3 - A shared way of working
Of course, sales reps need freedom to sell in their own way. However, if everyone works on their own little island, a lot of knowledge is lost. By sharing tactics and arguments that help deals move forward, the whole team becomes way more efficient.
Not only that, by pooling knowledge together, you can come up with templates and sequences that you can tweak based on the results you see. Whenever you have a way to measure, you have a way to build in some predictability.
Example: At Bizzy, each of our sales reps uses sequences to test which messages work best. Whenever we see room for improvement, we log the new message variant as an A/B test and see which of the two versions performs better. If it's the new one, then that becomes our new message. If it's the old one, we park the new content or tweak it further to see if another experiment brings a different result.

4 - A consistent lead flow
You can’t sell if you don’t have leads. This may sound like a pretty catchphrase, but that doesn't make it any less true.
In our experience, and being sales reps ourselves we can say this, sales are nothing if not lazy. We'd much rather chase clients we know for a renewal, or work on inbound leads generated by marketing activities, than reach out to a new cold prospect we're so much less likely to sell to.
We jokingly refer to this as the “waterfall of laziness”.
This is where step 1 comes back into play, though. Because what happens if your existing business cannot support your envisioned growth, and your inbound leads are not enough to bridge the gap?
Exactly. You need more outbound lead generation.
Make sure you have a system in place that brings you potential new outbound leads on autopilot, and start measuring your conversion rates so you know if you need less or more leads coming in.
Example: Using a tool like Bizzy's Sales Agent, you get new leads every single week with an extensive AI-generated summary of why they were selected, how they match your ideal customer profile, and what you can use in your first outreach. Our customers are seeing an increase in meetings booked in the first few weeks. If this is a huge gap in your current sales process, check out the Sales Agent for yourself.

5 - One place to track everything
And, please, leave the spreadsheets or ERPs or e-commerce platforms behind. If you are serious about sales, you need a CRM. Keep the ERP for your operations, the e-commerce platform for your online sales, and the spreadsheet for whatever you still use spreadsheets for. But make sure that you track each new lead and deal in a system that's meant for it.

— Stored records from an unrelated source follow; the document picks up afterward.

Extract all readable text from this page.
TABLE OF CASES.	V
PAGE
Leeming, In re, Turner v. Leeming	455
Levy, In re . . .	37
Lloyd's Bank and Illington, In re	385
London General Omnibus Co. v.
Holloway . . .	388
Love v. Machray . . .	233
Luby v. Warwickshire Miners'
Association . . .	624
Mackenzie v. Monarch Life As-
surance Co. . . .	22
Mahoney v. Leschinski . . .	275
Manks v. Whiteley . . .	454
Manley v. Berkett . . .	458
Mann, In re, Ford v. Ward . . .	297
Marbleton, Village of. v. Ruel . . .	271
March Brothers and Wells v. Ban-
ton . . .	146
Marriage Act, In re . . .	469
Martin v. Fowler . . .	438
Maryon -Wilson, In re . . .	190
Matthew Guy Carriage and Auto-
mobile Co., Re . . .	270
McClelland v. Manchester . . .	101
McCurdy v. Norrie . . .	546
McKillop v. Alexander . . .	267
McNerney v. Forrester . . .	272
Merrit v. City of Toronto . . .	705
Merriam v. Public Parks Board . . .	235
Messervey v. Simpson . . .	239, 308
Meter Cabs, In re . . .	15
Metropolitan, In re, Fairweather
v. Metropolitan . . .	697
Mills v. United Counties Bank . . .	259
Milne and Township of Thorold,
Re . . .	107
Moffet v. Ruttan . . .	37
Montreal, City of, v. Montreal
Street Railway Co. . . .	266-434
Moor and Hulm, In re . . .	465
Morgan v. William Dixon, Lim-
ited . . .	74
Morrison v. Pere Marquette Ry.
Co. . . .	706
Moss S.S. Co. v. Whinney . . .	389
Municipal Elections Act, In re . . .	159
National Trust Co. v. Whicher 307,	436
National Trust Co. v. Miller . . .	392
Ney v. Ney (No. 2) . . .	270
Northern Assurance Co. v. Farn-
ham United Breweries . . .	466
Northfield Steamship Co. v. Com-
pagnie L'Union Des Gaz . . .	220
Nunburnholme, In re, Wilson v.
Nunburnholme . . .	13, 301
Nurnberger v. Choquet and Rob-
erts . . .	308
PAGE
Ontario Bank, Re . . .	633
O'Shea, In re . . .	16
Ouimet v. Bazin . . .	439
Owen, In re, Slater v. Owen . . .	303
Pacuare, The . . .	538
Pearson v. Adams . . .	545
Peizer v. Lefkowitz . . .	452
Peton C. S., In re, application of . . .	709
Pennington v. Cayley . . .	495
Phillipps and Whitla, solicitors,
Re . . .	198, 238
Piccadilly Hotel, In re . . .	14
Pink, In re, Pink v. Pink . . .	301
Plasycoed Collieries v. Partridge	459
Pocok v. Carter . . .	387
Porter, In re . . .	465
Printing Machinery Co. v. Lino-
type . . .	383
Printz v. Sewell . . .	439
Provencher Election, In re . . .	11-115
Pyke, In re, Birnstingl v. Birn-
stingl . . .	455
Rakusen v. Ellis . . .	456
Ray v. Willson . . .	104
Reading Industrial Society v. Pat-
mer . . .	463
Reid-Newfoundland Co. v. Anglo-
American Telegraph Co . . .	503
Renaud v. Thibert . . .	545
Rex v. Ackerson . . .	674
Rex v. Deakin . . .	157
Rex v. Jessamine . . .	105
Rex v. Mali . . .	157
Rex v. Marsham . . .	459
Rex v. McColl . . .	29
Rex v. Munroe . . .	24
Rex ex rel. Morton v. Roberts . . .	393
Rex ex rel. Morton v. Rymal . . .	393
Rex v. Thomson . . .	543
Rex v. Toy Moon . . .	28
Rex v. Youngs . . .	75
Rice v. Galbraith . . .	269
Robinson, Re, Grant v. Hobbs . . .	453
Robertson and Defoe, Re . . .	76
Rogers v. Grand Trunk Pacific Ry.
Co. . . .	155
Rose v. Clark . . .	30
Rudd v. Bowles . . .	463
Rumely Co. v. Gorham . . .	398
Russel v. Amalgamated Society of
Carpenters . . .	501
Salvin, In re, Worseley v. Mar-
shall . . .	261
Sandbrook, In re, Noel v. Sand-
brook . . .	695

Having one place where you cannot only follow up on ongoing sales efforts, but also giving you insights per deal stage and team member, as well as automated forecasting, that's a dealbreaker. It's why Bizzy integrates seamlessly with all major CRM platforms, making sure your leads are trackable right away. Don't overcomplicate it, just have a system your sales reps can use.
Example: An IT Consultancy company introduced a new CRM last year. Whenever an inbound lead from marketing efforts is qualified, it pops up in their CRM, right next to the cold outreach leads they get from Bizzy each week. Sales now has both cold and warm leads to engage on a weekly basis. This allows them to warm up and engage leads, creating new opportunities consistently despite the long sales cycles they have to deal with.
Start getting more predictable sales
Even with a solid team, your sales process might be slowing you down. Building a strong sales process isn’t about reinventing the wheel. It’s about making a few key decisions, pouring them in a system everyone agrees on, and reviewing what works.
The most successful sales teams we work with didn’t get there by doing everything at once. They just started. They made goals clearer. Cleaned up their pipeline stages. Shared what was working. Added the right tools when needed.
You don't need to figure out the perfect process right away. You just need to pinpoint your biggest challenge right now, and figure out how to improve that.